La risposta all’interrogativo si trova nell’evoluzione dal liberalismo dopo gli anni Settanta. Un fenomeno che ha origine negli Stati uniti, quando la crisi del partito Democratico e l’affermazione dei Repubblicani (prima con Reagan e poi con George Bush) segna una frattura tra la vecchia sinistra tendenzialmente socialdemocratica e la nuova, che riscopre l’individualismo libertario che appartiene da sempre alla tradizione politica statunitense.

Questo processo si rafforza con la vittoria dei Conservatori nel Regno unito, che Margaret Thatcher trasforma in un partito totalmente appiattito sugli interessi della finanza e dei ceti più abbienti.
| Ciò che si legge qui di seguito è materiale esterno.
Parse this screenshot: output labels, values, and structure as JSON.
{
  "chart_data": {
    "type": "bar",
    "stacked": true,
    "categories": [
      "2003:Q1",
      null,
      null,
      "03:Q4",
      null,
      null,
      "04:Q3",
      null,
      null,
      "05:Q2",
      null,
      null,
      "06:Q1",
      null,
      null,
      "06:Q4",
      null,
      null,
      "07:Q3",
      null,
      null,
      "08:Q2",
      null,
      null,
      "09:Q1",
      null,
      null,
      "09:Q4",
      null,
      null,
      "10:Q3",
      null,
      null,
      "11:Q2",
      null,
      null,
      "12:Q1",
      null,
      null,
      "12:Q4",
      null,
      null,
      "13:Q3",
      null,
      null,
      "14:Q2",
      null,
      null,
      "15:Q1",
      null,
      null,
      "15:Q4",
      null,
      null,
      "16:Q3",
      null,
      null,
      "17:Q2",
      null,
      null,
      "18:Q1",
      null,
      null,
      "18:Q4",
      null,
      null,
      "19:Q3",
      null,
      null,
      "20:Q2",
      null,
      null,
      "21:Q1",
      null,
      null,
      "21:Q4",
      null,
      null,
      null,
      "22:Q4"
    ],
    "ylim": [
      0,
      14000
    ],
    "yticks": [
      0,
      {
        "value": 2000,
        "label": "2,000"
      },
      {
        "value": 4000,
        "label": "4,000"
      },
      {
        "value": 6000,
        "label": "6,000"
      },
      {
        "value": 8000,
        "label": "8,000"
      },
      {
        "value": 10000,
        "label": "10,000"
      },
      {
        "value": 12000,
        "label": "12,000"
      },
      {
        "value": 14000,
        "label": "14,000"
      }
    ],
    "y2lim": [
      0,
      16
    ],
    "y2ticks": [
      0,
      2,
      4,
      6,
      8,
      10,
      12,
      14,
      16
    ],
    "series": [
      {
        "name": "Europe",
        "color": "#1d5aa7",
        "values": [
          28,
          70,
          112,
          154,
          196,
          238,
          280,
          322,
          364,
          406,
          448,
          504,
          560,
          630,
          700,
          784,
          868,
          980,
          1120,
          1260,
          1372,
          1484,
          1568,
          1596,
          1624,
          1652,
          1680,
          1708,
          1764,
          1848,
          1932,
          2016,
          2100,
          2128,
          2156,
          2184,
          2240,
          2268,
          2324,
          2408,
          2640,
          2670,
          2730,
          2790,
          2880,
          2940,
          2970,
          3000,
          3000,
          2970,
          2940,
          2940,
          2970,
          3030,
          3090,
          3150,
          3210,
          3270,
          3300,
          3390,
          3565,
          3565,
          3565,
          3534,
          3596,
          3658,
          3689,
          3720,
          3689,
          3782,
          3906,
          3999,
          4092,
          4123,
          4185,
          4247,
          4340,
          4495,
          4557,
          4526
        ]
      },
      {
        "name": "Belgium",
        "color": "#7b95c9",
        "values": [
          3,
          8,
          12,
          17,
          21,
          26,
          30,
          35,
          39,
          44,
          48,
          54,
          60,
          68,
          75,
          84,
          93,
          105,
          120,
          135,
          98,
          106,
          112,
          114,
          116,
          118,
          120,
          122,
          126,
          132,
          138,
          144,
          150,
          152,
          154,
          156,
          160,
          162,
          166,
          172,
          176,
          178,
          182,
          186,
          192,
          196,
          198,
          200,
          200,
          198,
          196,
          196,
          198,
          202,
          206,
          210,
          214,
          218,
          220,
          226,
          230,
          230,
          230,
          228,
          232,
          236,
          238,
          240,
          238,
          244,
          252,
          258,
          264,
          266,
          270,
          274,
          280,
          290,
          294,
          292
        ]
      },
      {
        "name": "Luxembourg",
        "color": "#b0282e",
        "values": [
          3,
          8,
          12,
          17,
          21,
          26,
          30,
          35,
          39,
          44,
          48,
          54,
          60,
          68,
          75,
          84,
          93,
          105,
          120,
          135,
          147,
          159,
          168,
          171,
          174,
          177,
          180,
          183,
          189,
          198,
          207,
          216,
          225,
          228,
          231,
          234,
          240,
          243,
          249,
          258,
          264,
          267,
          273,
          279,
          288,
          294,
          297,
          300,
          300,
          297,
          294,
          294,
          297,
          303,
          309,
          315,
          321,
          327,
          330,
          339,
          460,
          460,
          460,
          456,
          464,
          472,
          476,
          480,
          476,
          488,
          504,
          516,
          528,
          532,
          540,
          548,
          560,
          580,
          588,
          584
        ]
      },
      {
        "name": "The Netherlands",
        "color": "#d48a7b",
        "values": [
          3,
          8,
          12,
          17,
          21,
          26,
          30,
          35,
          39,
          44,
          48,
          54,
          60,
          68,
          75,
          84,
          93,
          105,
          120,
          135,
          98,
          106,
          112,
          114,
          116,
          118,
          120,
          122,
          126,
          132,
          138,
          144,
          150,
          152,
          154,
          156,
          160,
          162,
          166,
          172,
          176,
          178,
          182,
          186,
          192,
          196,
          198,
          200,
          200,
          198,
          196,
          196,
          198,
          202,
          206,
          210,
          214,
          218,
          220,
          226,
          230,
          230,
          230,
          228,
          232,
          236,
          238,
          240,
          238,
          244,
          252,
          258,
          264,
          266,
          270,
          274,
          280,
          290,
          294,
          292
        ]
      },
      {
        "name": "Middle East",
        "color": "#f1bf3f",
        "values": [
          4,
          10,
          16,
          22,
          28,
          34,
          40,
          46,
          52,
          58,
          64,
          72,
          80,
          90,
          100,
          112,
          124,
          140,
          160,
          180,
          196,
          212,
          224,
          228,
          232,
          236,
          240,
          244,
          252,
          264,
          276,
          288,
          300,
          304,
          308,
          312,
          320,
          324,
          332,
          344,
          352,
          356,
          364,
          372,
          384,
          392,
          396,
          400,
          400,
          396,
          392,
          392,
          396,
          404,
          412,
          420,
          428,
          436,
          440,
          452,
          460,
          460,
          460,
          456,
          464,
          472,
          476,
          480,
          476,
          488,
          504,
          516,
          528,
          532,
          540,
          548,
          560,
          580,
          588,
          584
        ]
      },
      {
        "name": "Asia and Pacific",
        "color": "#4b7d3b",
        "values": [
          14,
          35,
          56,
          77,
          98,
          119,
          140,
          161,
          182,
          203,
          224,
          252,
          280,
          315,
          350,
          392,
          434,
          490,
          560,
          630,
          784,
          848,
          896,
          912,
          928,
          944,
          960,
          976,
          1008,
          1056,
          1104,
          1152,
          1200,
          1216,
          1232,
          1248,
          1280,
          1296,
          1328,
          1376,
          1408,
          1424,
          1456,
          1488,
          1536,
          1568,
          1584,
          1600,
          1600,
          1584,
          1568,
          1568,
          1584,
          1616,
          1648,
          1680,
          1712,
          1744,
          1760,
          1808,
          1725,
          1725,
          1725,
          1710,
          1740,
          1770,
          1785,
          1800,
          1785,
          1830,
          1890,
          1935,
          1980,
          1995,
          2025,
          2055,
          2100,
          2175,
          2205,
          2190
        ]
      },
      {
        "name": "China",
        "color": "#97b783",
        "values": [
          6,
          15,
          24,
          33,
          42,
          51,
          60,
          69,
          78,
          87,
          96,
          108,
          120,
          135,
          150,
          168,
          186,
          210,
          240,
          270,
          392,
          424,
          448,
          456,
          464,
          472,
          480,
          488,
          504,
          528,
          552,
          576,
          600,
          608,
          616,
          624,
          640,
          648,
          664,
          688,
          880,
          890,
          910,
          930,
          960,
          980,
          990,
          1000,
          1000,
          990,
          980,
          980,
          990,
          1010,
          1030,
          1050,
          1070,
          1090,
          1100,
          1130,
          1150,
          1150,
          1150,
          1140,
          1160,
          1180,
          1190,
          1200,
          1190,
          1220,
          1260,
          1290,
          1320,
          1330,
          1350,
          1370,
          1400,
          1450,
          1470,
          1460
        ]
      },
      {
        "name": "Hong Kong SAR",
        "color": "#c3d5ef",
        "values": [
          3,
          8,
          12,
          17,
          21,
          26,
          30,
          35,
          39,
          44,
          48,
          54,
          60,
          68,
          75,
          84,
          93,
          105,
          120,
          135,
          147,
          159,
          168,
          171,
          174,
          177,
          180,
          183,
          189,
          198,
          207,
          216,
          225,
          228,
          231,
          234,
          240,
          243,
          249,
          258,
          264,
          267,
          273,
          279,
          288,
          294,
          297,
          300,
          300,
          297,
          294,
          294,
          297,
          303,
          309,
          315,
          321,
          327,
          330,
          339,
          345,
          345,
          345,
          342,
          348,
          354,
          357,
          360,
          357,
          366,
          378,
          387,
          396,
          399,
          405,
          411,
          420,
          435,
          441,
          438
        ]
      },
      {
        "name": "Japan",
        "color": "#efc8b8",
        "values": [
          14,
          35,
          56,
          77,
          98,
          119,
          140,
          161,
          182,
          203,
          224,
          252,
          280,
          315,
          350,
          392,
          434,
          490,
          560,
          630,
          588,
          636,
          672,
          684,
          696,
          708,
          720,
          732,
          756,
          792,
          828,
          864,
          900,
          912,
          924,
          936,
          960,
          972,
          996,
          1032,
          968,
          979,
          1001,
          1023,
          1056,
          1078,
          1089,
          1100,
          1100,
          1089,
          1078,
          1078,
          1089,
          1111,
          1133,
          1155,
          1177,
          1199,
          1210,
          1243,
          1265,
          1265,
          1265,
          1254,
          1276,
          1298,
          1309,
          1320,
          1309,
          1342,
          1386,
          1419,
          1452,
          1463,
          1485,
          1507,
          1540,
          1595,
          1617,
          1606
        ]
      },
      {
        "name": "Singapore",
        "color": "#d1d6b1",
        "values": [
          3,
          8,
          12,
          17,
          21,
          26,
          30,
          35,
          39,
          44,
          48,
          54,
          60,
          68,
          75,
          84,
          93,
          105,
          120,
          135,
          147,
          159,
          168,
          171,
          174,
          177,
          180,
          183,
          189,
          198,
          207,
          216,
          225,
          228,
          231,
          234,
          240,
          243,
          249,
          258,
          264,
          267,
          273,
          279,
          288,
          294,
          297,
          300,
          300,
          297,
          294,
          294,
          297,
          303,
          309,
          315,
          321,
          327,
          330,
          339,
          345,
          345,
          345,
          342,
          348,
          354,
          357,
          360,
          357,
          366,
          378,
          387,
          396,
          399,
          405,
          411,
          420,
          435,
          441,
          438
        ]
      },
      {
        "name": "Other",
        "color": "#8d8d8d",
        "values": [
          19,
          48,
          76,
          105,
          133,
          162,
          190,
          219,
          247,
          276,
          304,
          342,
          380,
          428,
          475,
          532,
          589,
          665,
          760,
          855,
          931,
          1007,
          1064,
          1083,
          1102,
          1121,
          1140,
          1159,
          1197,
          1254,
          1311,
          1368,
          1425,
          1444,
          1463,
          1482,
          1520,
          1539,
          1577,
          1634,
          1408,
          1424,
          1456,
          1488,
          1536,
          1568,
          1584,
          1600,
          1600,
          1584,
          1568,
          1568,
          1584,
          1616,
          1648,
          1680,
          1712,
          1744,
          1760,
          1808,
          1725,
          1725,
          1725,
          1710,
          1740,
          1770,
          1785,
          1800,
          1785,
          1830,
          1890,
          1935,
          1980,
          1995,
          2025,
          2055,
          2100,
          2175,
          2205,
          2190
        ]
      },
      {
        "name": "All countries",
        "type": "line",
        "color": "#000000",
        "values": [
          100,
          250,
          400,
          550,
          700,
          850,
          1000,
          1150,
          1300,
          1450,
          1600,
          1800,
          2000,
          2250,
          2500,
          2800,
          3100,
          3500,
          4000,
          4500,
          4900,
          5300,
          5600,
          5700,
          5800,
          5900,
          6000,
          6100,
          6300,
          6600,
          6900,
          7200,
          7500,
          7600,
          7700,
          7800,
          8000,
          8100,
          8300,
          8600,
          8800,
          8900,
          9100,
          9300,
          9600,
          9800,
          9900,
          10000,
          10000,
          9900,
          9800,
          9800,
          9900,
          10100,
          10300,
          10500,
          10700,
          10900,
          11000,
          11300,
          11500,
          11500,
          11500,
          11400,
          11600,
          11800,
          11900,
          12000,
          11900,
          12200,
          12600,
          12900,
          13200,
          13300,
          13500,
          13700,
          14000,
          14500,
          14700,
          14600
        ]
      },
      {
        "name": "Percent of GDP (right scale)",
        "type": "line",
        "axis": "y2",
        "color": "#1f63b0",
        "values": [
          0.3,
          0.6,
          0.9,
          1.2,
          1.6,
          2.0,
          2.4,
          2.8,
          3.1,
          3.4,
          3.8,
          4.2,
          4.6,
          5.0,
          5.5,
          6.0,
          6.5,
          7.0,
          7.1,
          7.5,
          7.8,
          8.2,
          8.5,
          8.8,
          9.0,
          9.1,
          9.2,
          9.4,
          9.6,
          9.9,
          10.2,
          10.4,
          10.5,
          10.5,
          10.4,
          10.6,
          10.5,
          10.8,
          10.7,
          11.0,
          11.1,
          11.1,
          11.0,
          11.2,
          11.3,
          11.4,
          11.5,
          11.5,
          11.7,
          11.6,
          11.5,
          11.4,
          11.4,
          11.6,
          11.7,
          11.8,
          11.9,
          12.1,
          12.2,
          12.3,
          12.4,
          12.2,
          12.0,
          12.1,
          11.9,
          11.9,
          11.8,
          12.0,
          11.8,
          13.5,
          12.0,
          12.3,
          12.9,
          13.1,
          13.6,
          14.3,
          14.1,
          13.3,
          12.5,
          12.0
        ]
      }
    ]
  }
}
Dopo il 1989, con l’indebolimento della base operaia del Labour, questo orientamento neoliberale diventa egemone, e finisce per condizionare in modo molto pesante anche gli orientamenti dei partiti della sinistra tradizionale. Sono gli anni della «terza via», quando sia i Democratici, sia i Laburisti propongono un nuovo patto sociale, in cui le istanze di redistribuzione della ricchezza, e di «moderazione» delle tendenze di «distruzione creativa» imposte dalla globalizzazione dei mercati finanziari vengono abbandonate.

La crescita sostituisce l’eguaglianza come obiettivo delle politiche dei governi guidati da progressisti e socialdemocratici, affidando al trickle down (lo sgocciolamento della ricchezza che si accumula al vertice del sistema produttivo) un simulacro, sempre meno efficace, di presidio delle misure di welfare.

Questo paradigma politico comincia a mostrare le prime crepe con la crisi finanziaria del 2008, e manifesta i suoi limiti più evidenti con la «policrisi» che ha un impatto sempre più pesante su ciò che rimane del modello socialdemocratico che aveva garantito un lungo periodo di relativa prosperità nel secondo dopoguerra.

Nella nuova situazione, il centrismo liberale diventa il custode dell’ortodossia finanziaria e degli interessi dei ceti più abbienti, che influenzano in maniera sempre più pesante la politica attraverso mezzi di informazione compiacenti.

Dopo l’invasione dell’Ucraina, e con l’ascesa della Cina come colosso economico (e, in prospettiva, militare) che contende agli Stati uniti il ruolo di potenza egemone sul piano internazionale, i liberali interpretano sempre più il proprio ruolo come quello di «gate-keepers» che devono sbarrare la strada a una sinistra che (prima con Corbyn, e poi con nuovi leader che si richiamano a uno spirito socialdemocratico rinnovato in Francia, in Spagna, e da ultimo anche in Italia) minacciano la stabilità del modello neoliberale.

Nella situazione attuale, i liberali non sono più il partito dell’equità, come ai tempi di Keynes o di Galbraith, ma sono i garanti del potere economico.

Naturale che guardino alle parti più pragmatiche della destra, che fanno capire di essere disposte a sostenere l’assetto neoliberale in una nuova versione, moderatamente protezionista e autoritaria, che tiene sotto controllo le istanze di redistribuzione della ricchezza e il nuovo attivismo di sindacati, organizzazioni studentesche e ambientaliste.

A farne le spese, negli ultimi mesi, sono stati i diritti umani dei palestinesi, sacrificati alla difesa di questo nuovo modo di intendere il liberalismo. Esito di un patto scellerato, che sta mettendo seriamente a rischio l’assetto democratico di paesi in cui si tenta di sostituire un bellicoso occidentalismo – ispirato a una versione radicale del «Cold war liberalism» – alla visione inclusiva e egualitaria della libertà che si era affermata dopo la seconda guerra mondiale.